AVS 49th International Symposium
    Electronic Materials and Devices Monday Sessions
       Session EL+SC+MI-MoM

Paper EL+SC+MI-MoM9
N-type Diamond Electronics With Nitrogen Doped Ultrananocrystalline Diamond

Monday, November 4, 2002, 11:00 am, Room C-107

Session: Semiconductors
Presenter: J.E. Gerbi, Argonne National Laboratory
Authors: J.E. Gerbi, Argonne National Laboratory
B.W. Alphenaar, University of Louisville
O. Auciello, Argonne National Laboratory
J. Birrell, University of Illinois at Urbana-Champaign
J.A. Carlisle, Argonne National Laboratory
D.M. Gruen, Argonne National Laboratory
Correspondent: Click to Email

Thin diamond films have extremely attractive properties for electronic device applications: high thermal conductivity, carrier mobility, and breakdown fields.

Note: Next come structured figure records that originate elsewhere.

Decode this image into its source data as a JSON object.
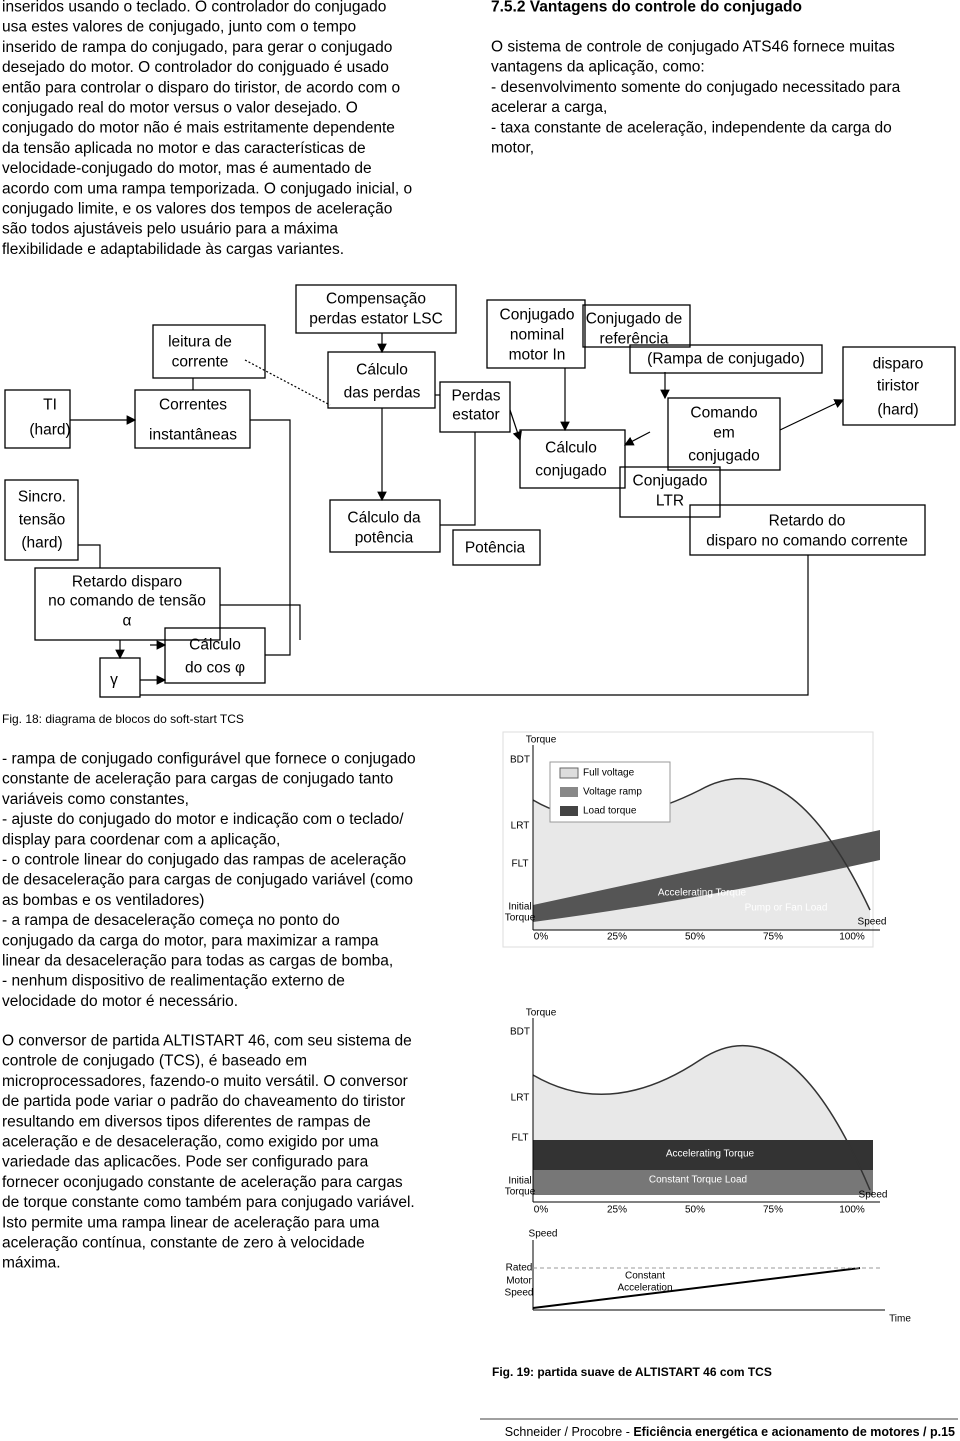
{
  "intro": {
    "lines": [
      "inseridos usando o teclado. O controlador do conjugado",
      "usa estes valores de conjugado, junto com o tempo",
      "inserido de rampa do conjugado, para gerar o conjugado",
      "desejado do motor. O controlador do conjguado é usado",
      "então para controlar o disparo do tiristor, de acordo com o",
      "conjugado real do motor versus o valor desejado. O",
      "conjugado do motor não é mais estritamente dependente",
      "da tensão aplicada no motor e das características de",
      "velocidade-conjugado do motor, mas é aumentado de",
      "acordo com uma rampa temporizada. O conjugado inicial, o",
      "conjugado limite, e os valores dos tempos de aceleração",
      "são todos ajustáveis pelo usuário para a máxima",
      "flexibilidade e adaptabilidade às cargas variantes."
    ]
  },
  "section": {
    "heading": "7.5.2  Vantagens do controle do conjugado",
    "lines": [
      "O sistema de controle de conjugado ATS46 fornece muitas",
      "vantagens da aplicação, como:",
      "- desenvolvimento somente do conjugado necessitado para",
      "acelerar a carga,",
      "- taxa constante de aceleração, independente da carga do",
      "motor,"
    ]
  },
  "diagram": {
    "nodes": [
      {
        "lines": [
          "TI",
          "(hard)"
        ]
      },
      {
        "lines": [
          "Sincro.",
          "tensão",
          "(hard)"
        ]
      },
      {
        "lines": [
          "leitura de",
          "corrente"
        ]
      },
      {
        "lines": [
          "Correntes",
          "instantâneas"
        ]
      },
      {
        "lines": [
          "Compensação",
          "perdas estator LSC"
        ]
      },
      {
        "lines": [
          "Cálculo",
          "das perdas"
        ]
      },
      {
        "lines": [
          "Perdas",
          "estator"
        ]
      },
      {
        "lines": [
          "Conjugado",
          "nominal",
          "motor In"
        ]
      },
      {
        "lines": [
          "Conjugado de",
          "referência"
        ]
      },
      {
        "lines": [
          "(Rampa  de conjugado)"
        ]
      },
      {
        "lines": [
          "disparo",
          "tiristor",
          "(hard)"
        ]
      },
      {
        "lines": [
          "Comando",
          "em",
          "conjugado"
        ]
      },
      {
        "lines": [
          "Cálculo",
          "conjugado"
        ]
      },
      {
        "lines": [
          "Conjugado",
          "LTR"
        ]
      },
      {
        "lines": [
          "Retardo do",
          "disparo no comando corrente"
        ]
      },
      {
        "lines": [
          "Cálculo da",
          "potência"
        ]
      },
      {
        "lines": [
          "Potência"
        ]
      },
      {
        "lines": [
          "Retardo disparo",
          "no comando de tensão",
          "α"
        ]
      },
      {
        "lines": [
          "Cálculo",
          "do cos φ"
        ]
      },
      {
        "lines": [
          "γ"
        ]
      }
    ],
    "caption": "Fig. 18: diagrama de blocos do soft-start TCS"
  },
  "body": {
    "paragraphs": [
      {
        "lines": [
          "- rampa de conjugado configurável que fornece o conjugado",
          "constante de aceleração para cargas de conjugado tanto",
          "variáveis como constantes,",
          "- ajuste do conjugado do motor e indicação com o teclado/",
          "display para coordenar com a aplicação,",
          "- o controle linear do conjugado das rampas de aceleração",
          "de desaceleração para cargas de conjugado variável (como",
          "as bombas e os ventiladores)",
          "- a rampa de desaceleração começa no ponto do",
          "conjugado da carga do motor, para maximizar a rampa",
          "linear da desaceleração para todas as cargas de bomba,",
          "- nenhum dispositivo de realimentação externo de",
          "velocidade do motor é necessário."
        ]
      },
      {
        "lines": [
          "O conversor de partida ALTISTART 46, com seu sistema de",
          "controle de conjugado (TCS), é baseado em",
          "microprocessadores, fazendo-o muito versátil. O conversor",
          "de partida pode variar o padrão do chaveamento do tiristor",
          "resultando em diversos tipos diferentes de rampas de",
          "aceleração e de desaceleração, como exigido por uma",
          "variedade das aplicacões. Pode ser configurado para",
          "fornecer oconjugado constante de aceleração para cargas",
          "de torque constante como também para conjugado variável.",
          "Isto permite uma rampa linear de aceleração para uma",
          "aceleração contínua, constante de zero à velocidade",
          "máxima."
        ]
      }
    ]
  },
  "figure": {
    "charts": [
      {
        "texts": [
          "Torque",
          "BDT",
          "LRT",
          "FLT",
          "Initial",
          "Torque",
          "0%",
          "25%",
          "50%",
          "75%",
          "100%",
          "Speed",
          "Full voltage",
          "Voltage ramp",
          "Load torque",
          "Accelerating Torque",
          "Pump or Fan Load"
        ]
      },
      {
        "texts": [
          "Torque",
          "BDT",
          "LRT",
          "FLT",
          "Initial",
          "Torque",
          "0%",
          "25%",
          "50%",
          "75%",
          "100%",
          "Speed",
          "Accelerating Torque",
          "Constant Torque Load"
        ]
      },
      {
        "texts": [
          "Speed",
          "Rated",
          "Motor",
          "Speed",
          "Constant",
          "Acceleration",
          "Time"
        ]
      }
    ],
    "caption": "Fig. 19: partida suave de ALTISTART 46 com TCS"
  },
  "footer": {
    "source": "Schneider / Procobre - ",
    "title": "Eficiência energética e acionamento de motores / p.15"
  }
}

However, efforts to create diamond based electronic devices have been hampered by the difficulty in incorporating dopants. Attempts to dope diamond films have resulted in low p-type carrier concentrations or unstable p-type surface layers. N-type doping has been even less successful, and it has not yet been possible to synthesize n-type diamond films with sufficiently high room-temperature conductivities. Ultra-nanocrystalline diamond (UNCD) is a fine-grained (3-5nm), phase-pure diamond material with atomically abrupt grain boundaries. Synthesized by microwave CVD using Ar-rich Ar/CH@sub 4@ plasmas, both the structure and electronic properties of UNCD can be tailored by doping with a controlled amount of N@sub 2@ in the plasma. As the N@sub 2@ content in the plasma increases to 20% , the grain size and grain boundary width of the UNCD films increase. This microstructural change correlates with a striking increase in room-temperature conductivity . Most importantly, nitrogen doped UNCD films are n-type with activation energies as low as 0.05 eV. This is striking, as traditional nitrogen substitutional doping of diamond produces a very deep state of 1.7eV, rendering the material useless for room-temperature applications. We use this material to demonstrate the first n-type diamond MESFET that can be operated at room temperature. We have characterized the films using Raman spectroscopy, NEXAFS, SIMS, Hall mobility measurements, and HRTEM, and measure device properties such as I-V curves and transconductance. The ohmic vs. Schottky behavior of various contacts to nitrogen doped UNCD as a function of growth chemistry has also been studied. A discussion of the microstructure-property relationship of nitrogen-doped UNCD films will be presented in the context of the UNCD-based MESFET performance.